While same-sex marriage is still prohibited in India, Braganza and Bauer’s wedding was widely covered in the Indian media, and several of Bauer’s celebrity clients attended the ceremony. The show also introduces the audience to Braganza’s mother and Bauer’s parents, both of whom were apprehensive initially but eventually came around to support the couple.
Outside the show, even South Asian Americans with supportive parents say there are often anxieties when it comes to the extended family. When medical student Pallavi Juneja, 27, came out to her parents as a teenager, they quickly embraced her identity. But “the lingering issue for years was the extended family and how to tell the extended family and what would they think,” Juneja said.
When Juneja and her girlfriend, Whitney Rose Terry, began planning their wedding, Juneja’s parents sent a clear message.
“My dad took a trip to India and went to every family member’s house with a box of sweets and personally invited them to our wedding,” she said. “He did that not only because it’s a personal and kind thing to do, but also because he wanted to be the one to first receive any awkwardness or discomfort.”
Juneja’s family turned out to be enthusiastic about the marriage, and many had planned to fly to the U.S. to attend before the coronavirus pandemic led the couple to have a smaller ceremony in January. “They’ve been very supportive and have been really happy to meet Whitney Rose, even though it’s only been on FaceTime,” Juneja said.
Juneja’s story is in many ways a typical one, said Sapna Pandya, a Washington, D.C.-based pandit, the title given to Hindu religious scholars and priests who perform wedding and other spiritual rituals. When Pandya told her family that she wanted to marry her longtime partner, Sahar Shafqat, in 2010, her parents were hesitant about a public ceremony at first.
“They were just apprehensive about it and asked: ‘Who’s going to come to your wedding? Why would you put yourself out there in such a vulnerable way?'” Pandya said. Seeing the support the couple received allayed their fears. “They got to see how many people were actually there to celebrate us,” Pandya said.
Over the last decade, Pandya has performed dozens of weddings for South Asian LGBTQ couples. When Pandya works with couples to plan their ceremonies, she draws on the lessons she learned from her grandfather, a Hindu priest.
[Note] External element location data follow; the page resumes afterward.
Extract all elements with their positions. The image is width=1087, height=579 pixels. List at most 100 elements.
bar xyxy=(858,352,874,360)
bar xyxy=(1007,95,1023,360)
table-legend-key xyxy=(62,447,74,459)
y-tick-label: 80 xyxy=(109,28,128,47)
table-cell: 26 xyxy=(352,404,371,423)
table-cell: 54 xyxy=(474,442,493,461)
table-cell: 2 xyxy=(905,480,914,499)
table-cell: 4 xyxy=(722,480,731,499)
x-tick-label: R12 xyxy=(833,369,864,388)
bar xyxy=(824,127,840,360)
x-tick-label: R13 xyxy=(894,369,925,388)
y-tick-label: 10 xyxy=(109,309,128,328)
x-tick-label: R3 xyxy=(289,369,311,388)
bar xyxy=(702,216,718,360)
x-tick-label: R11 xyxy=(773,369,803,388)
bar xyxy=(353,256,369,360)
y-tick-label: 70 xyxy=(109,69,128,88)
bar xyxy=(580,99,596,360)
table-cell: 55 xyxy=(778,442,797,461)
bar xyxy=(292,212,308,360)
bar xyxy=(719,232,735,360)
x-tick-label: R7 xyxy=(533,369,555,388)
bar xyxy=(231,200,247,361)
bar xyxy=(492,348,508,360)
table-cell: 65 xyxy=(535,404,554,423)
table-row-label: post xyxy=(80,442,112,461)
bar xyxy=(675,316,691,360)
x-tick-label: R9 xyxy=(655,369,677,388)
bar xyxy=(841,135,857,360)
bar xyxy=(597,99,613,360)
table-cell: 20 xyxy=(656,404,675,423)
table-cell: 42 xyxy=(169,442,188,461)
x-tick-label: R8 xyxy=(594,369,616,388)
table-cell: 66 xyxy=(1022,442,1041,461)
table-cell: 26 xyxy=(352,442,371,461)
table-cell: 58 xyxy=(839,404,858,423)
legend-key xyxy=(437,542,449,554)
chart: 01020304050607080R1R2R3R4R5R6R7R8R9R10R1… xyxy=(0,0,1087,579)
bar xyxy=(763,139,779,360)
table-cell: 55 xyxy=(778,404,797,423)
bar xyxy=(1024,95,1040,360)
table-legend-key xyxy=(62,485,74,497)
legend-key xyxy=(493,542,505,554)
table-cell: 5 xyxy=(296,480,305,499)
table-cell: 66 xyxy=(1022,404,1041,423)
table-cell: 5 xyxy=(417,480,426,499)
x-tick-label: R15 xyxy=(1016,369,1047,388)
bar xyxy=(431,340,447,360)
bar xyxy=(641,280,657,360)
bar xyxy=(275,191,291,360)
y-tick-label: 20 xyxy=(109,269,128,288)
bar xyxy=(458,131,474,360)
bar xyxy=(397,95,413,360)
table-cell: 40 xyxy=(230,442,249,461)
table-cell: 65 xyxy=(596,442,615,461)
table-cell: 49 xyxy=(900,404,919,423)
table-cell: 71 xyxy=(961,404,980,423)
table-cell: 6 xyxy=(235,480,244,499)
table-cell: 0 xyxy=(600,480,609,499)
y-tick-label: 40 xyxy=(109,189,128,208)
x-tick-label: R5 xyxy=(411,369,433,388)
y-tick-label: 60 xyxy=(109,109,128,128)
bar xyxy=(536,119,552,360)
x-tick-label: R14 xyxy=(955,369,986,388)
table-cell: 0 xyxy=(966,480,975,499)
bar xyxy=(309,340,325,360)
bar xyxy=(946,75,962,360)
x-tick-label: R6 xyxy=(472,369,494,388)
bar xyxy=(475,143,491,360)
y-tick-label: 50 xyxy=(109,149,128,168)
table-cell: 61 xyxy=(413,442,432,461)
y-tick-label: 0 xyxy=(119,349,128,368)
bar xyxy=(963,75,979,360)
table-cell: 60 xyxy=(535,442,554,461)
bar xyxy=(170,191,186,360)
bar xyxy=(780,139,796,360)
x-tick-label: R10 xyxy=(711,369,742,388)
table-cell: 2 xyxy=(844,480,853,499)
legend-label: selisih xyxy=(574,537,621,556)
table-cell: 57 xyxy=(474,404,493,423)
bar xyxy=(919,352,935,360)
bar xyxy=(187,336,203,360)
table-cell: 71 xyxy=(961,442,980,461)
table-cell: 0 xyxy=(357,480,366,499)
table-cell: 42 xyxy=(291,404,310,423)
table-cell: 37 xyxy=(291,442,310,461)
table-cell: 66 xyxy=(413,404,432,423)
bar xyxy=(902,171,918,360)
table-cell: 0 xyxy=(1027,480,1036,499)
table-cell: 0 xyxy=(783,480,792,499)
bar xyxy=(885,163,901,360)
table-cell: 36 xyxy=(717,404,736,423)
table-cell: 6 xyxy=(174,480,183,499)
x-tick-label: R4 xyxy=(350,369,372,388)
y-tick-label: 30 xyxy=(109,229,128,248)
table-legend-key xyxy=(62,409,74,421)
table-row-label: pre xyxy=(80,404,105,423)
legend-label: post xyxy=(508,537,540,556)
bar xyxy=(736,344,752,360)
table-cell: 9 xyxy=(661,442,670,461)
“I used to go to weddings with him and observe. And I think when he passed, I just felt like I wanted to be able to carry on that legacy,” she said. “He did it for his community, which was the Gujarati community here. I wanted to do it for my community, which is the South Asian queer community.”
Pandya, whose wife was born in Pakistan, also knows how to adapt centuries-old South Asian wedding traditions in an affirming way firsthand.
“We wanted to make sure that we were integrating both Muslim and Hindu traditions. So we wrote our own ceremony, essentially,” she said. Their wedding included the brides’ taking the seven steps around a fire that is an essential part of many Hindu traditions. “We also did a nikah nama, which is the Muslim wedding contract,” Pandya said. “It’s essentially a contract between two people saying what you’re promising to one another.”
But while making those changes, many LGBTQ couples notice just how narrow certain rituals can be. “They’re inherently gendered, and because they’re inherently gendered, they’re also inherently sexist in a way,” Juneja said.
Juneja and her mother worked to think of ways to adjust the rituals so they would include both brides. For the traditional Punjabi Hindu chunni ceremony, in which the bride receives a traditional shawl from her family, both Juneja and Terry were draped in their shawls by their mothers.
“My mom used the one that she was given by her mother-in-law, and she then gave that to my wife,” Juneja said. “And then the shawl that was given to her by her own mother was then lent to my wife’s family, and they gave that to me.”
Fans of “The Big Day” say they hope its positive portrayal of gay marriage will lead to further acceptance of LGBTQ people both in South Asia and in the South Asian diaspora.
“My whole family came to my big gay wedding,” Ayyagari said. “I think being able to see other people on TV or reading about them helps normalize it and takes away some of the stigma that we have in our culture.”